Interesting article here from Arxiv titled Finding Common Characteristics Among NBA Playoff Teams: A Machine Learning Approach.
Everyone should skim the paper because it’ll show you that these academic papers aren’t overwhelming, and a lot of times, they’re good at showing steps that go into tackling a machine learning problem. This paper, for example, goes over the basics of decision trees, pruning decision trees, as well as more high powered decision trees. Great progression.
As for what they found, apparently opponent’s stats are the most important determinants in whether a team makes the playoffs, with opponent field goal percentage and opponent points per game leading the way. Play good defense, and doesn’t matter how many points you score yourselves.
Only comment is that if you’re sitting out there thinking “well NBA teams don’t play defense anyway blah blah blah” you’re wrong. Defense is probably the most impressive aspect of a game to watch, especially in the playoffs currently going on.

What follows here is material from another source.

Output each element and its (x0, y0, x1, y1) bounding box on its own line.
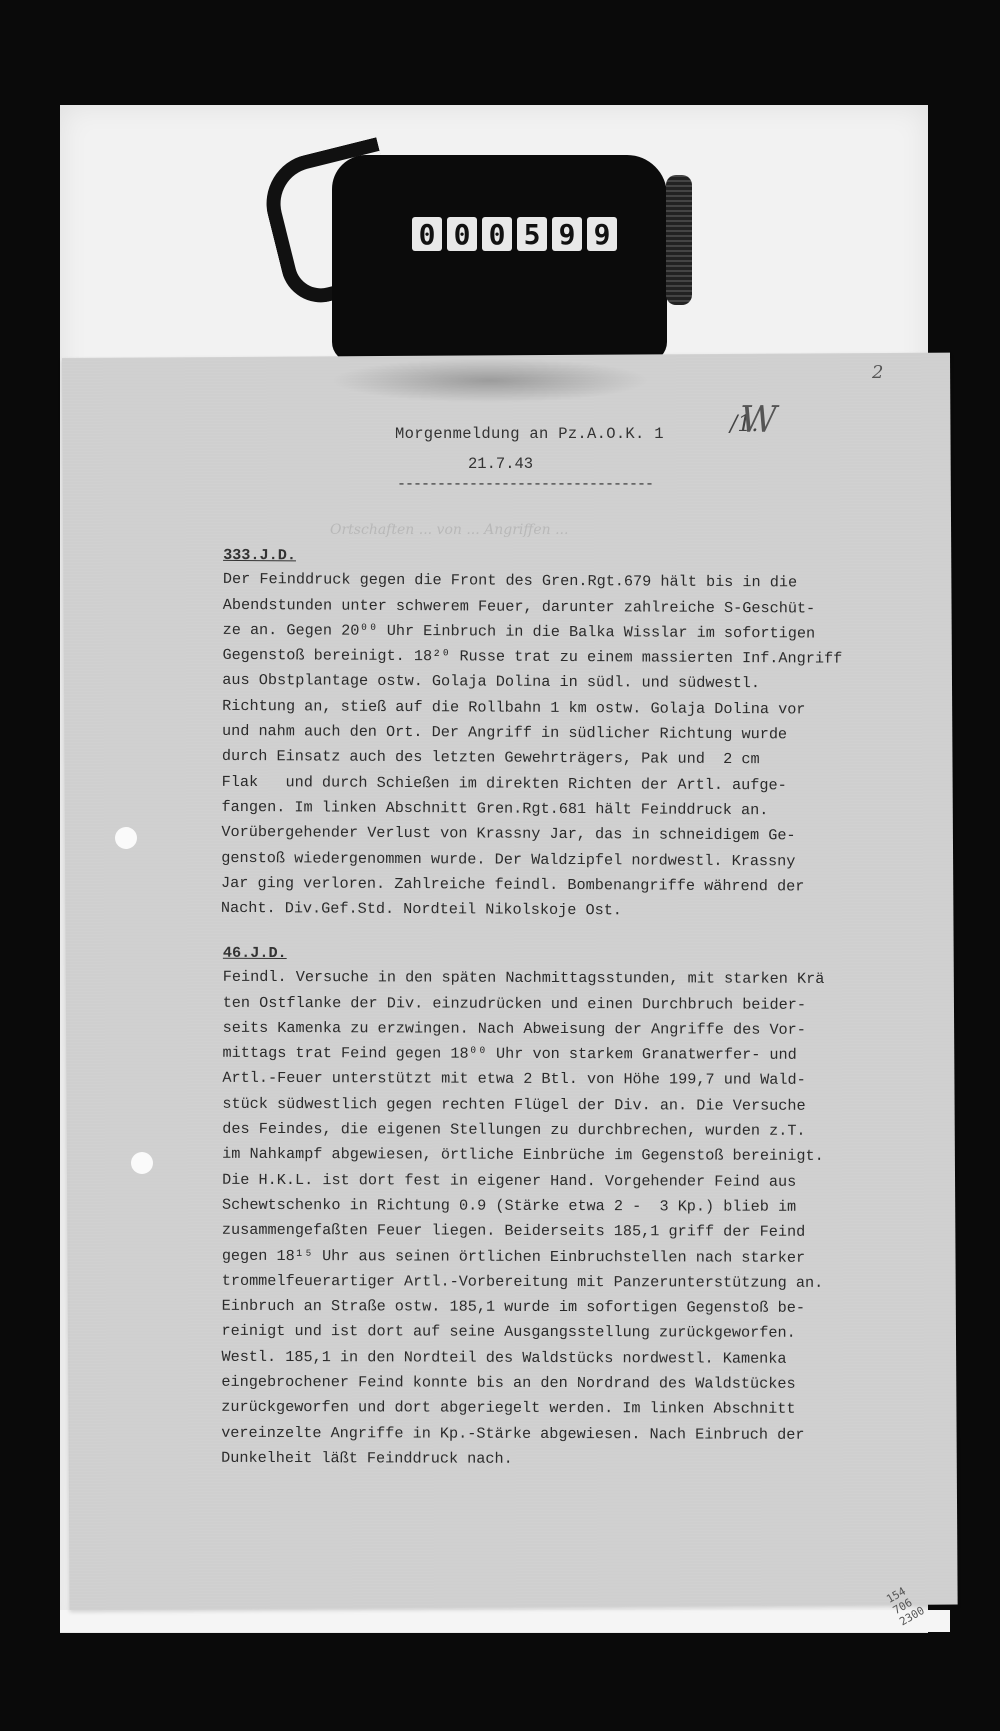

Importance of variables is a really interesting topic in machine learning, sports especially. Knowing which variables matter can help someone in charge figure out who to draft (Moneyball style) or possibly what aspects to focus on during games or practice. Considering I have a bunch of PGA Tour data, maybe figuring out which stats are important for golfers should be something to focus on here…
Funny, they say that their “dataset was quite large”, so they only provided a sample of the data. 30 teams * 15 years * 44 variables = 19,800 data points. Too big to fit on a table in a paper sure, but don’t think I agree it’s quite large. More like big-ish. Fits in perfectly here.